Big Mountain, Small Town

Your guide to the goods at Whitefish Mountain Resort

You're here. Finally. It wasn't easy—you probably took a long train ride, or drove through the night and day, or sat on two pricey planes (at least) to get to the northwest corner of the "last best place on earth"—Whitefish, Montana. You and yours came because you like to ski where it's quiet and clear. You aren't deterred by soupy fog or the bitter cold and you love to wiggle through tight fir and spruce forests. So long as you don't complain, take skiing too seriously, or think you're incredibly cool because you're from California or Canada, you'll do just fine here.
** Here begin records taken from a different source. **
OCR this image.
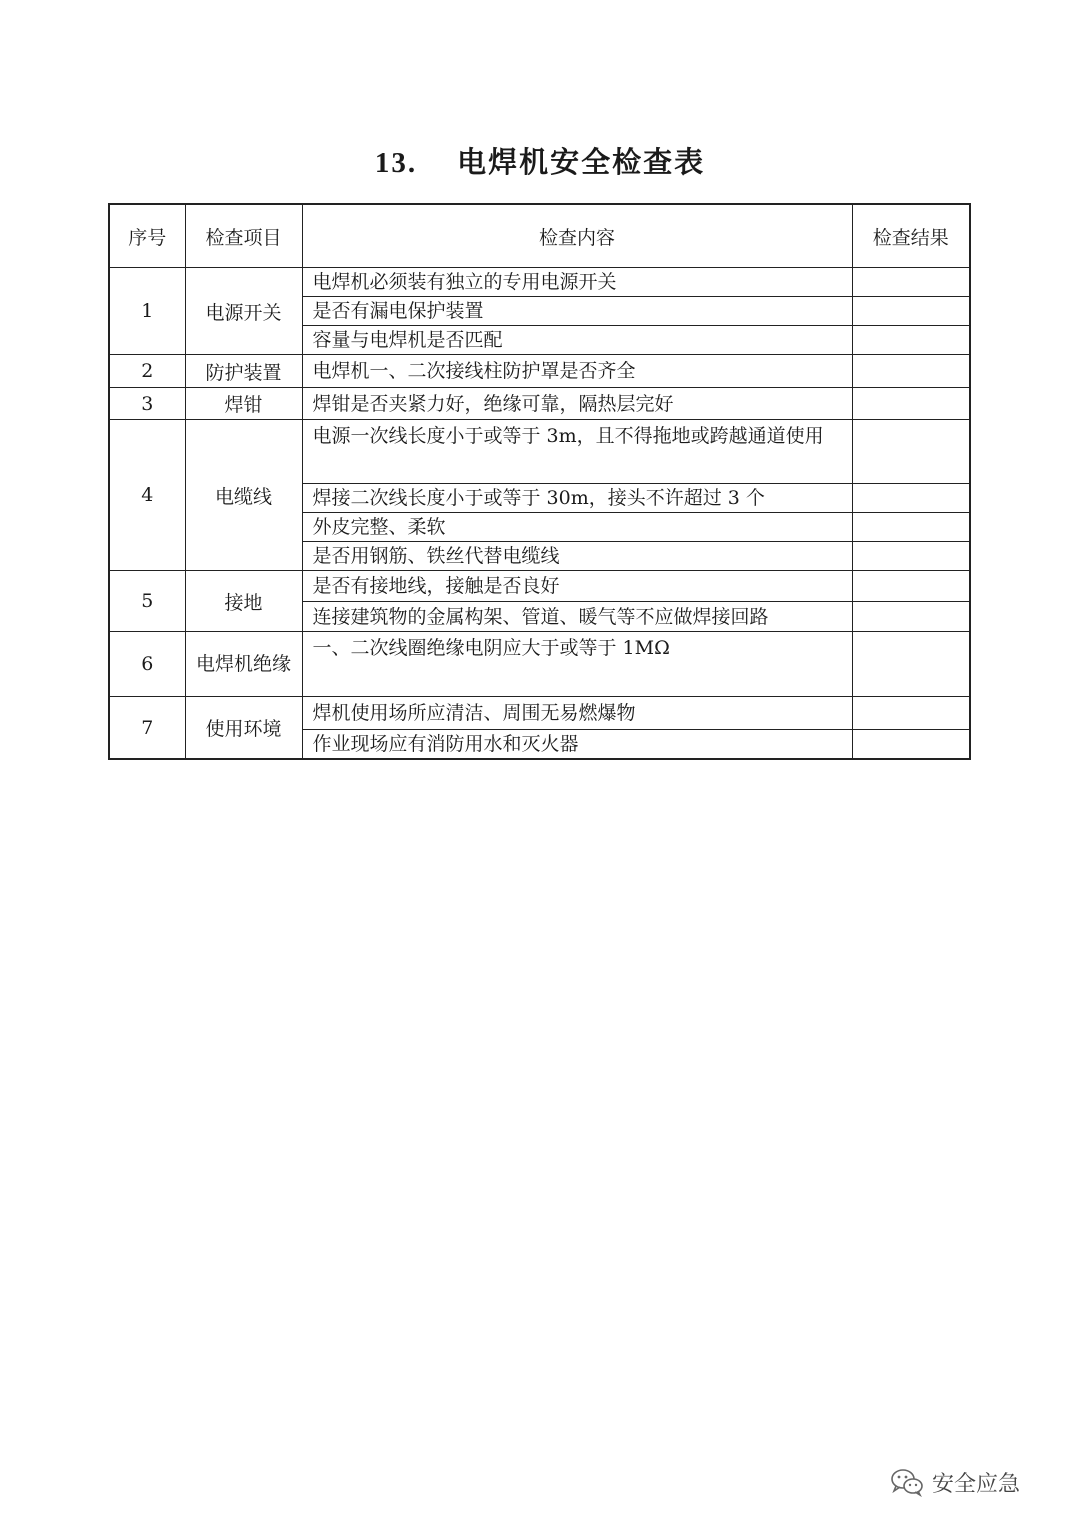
13. 电焊机安全检查表
序号	检查项目	检查内容	检查结果
1	电源开关	电焊机必须装有独立的专用电源开关	
		是否有漏电保护装置	
		容量与电焊机是否匹配	
2	防护装置	电焊机一、二次接线柱防护罩是否齐全	
3	焊钳	焊钳是否夹紧力好，绝缘可靠，隔热层完好	
4	电缆线	电源一次线长度小于或等于 3m，且不得拖地或跨越通道使用	
		焊接二次线长度小于或等于 30m，接头不许超过 3 个	
		外皮完整、柔软	
		是否用钢筋、铁丝代替电缆线	
5	接地	是否有接地线，接触是否良好	
		连接建筑物的金属构架、管道、暖气等不应做焊接回路	
6	电焊机绝缘	一、二次线圈绝缘电阴应大于或等于 1MΩ	
7	使用环境	焊机使用场所应清洁、周围无易燃爆物	
		作业现场应有消防用水和灭火器	
安全应急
Three hundred inches of snow falls annually on the Big, blanketing 3,000 skiable acres from Whitefish Mountain Resort's summit, which sits at 6,817 feet, to the base 2,353 feet below. Ski from early December to early April, and with lights illuminating three chairs on weekend nights, you don't have to turn down until spring comes. The $76 adult day passes don't hurt, and they're even cheaper if you pick them up at the neighborhood Costco.

The resort has grown up since its days as the homegrown Big Mountain, but you still won't find a hype-y attitude, heated chairlifts, or a too-clean, too-cute resort village at the base. There's cheap housing at the Hibernation House, which has a great pancake buffet, as well as spendier digs like the Kandahar Lodge and Snow Bear Chalets, new treehouses that are creative and sustainable. There's more lodging, hustle, and bustle downtown, which is ten minutes away, and the free SNOW Bus will haul you back up in the morning.

Onto what matters: the skiing. If you want to cruise groomers, schuss Toni Matt and Inspiration, or fly down Big Ravine.

Otherwise, from Chair 1, which drops skiers at the summit, head toward the breathtaking Glacier National Park panorama to access East Rim. These fun, technical lines are short, but the resort plans to move the currently parked Chair 5 here during summer 2017 to make for quicker access. Ski off the nose to Whitey's for south-facing powder. The Chutes (Chicken Nuggets) are cliffy, N.B.C. (North Bowl Chute) is a fairly skinny line that holds snow and opens up into a fat, powdery apron, and First Creek is playful with more tree cover.

Ski northwest from the summit to meet your match in Hellroaring Basin. For a little action, Picture Chutes has a good band of exposure. For a mellower run, try the Back Nine, which is thick with trees, or Grey's Golf Course, which is more open. Snow hides longer near trees tight enough to truly test your reflexes, like those between Connie's Coulee and Teepee (Area 51).

On a powder day, you'll have to wait for the excellent patrol workers to clear East Rim and Hellroaring, which usually happens by lunchtime. Until the frontside is skied out, hit runs like Good Medicine, the Chair 1 liftline, Langley's, Cal's. You could also head the backside, to Chair 7, which services the North Bowl. To get here, head to Grey Wolf from the summit, then drop in anywhere it looks good. These lines, including Bighorn and Mario, are short-lived, but they pack a punch and are peppered with small, poppy cliffs. Or try your hand on Flower Point, a new-ish chair that provides access to soulful tree skiing and some longer, sustained runs. The liftline holds snow well, or you can hook farther right to weave through increasingly dense trees, where it seems like there's always fresh turns.

Other details: The resort has a generous uphill policy with marked routes (Benny Up!), and provides good backcountry access, including to the Canyon Creek drainage, which is accessible from the Flower Point chair. It's tempting, but don't venture out of bounds without the proper gear and education. Also, the tree wells here could swallow you, so ski with partners and keep an eye on them.

And when the day is done, the best ski bar in the world, the Bierstube, is waiting. Tomorrow's waiting, too—and you never know, it might be an inversion day, and the sun might be smiling down on Big Mountain.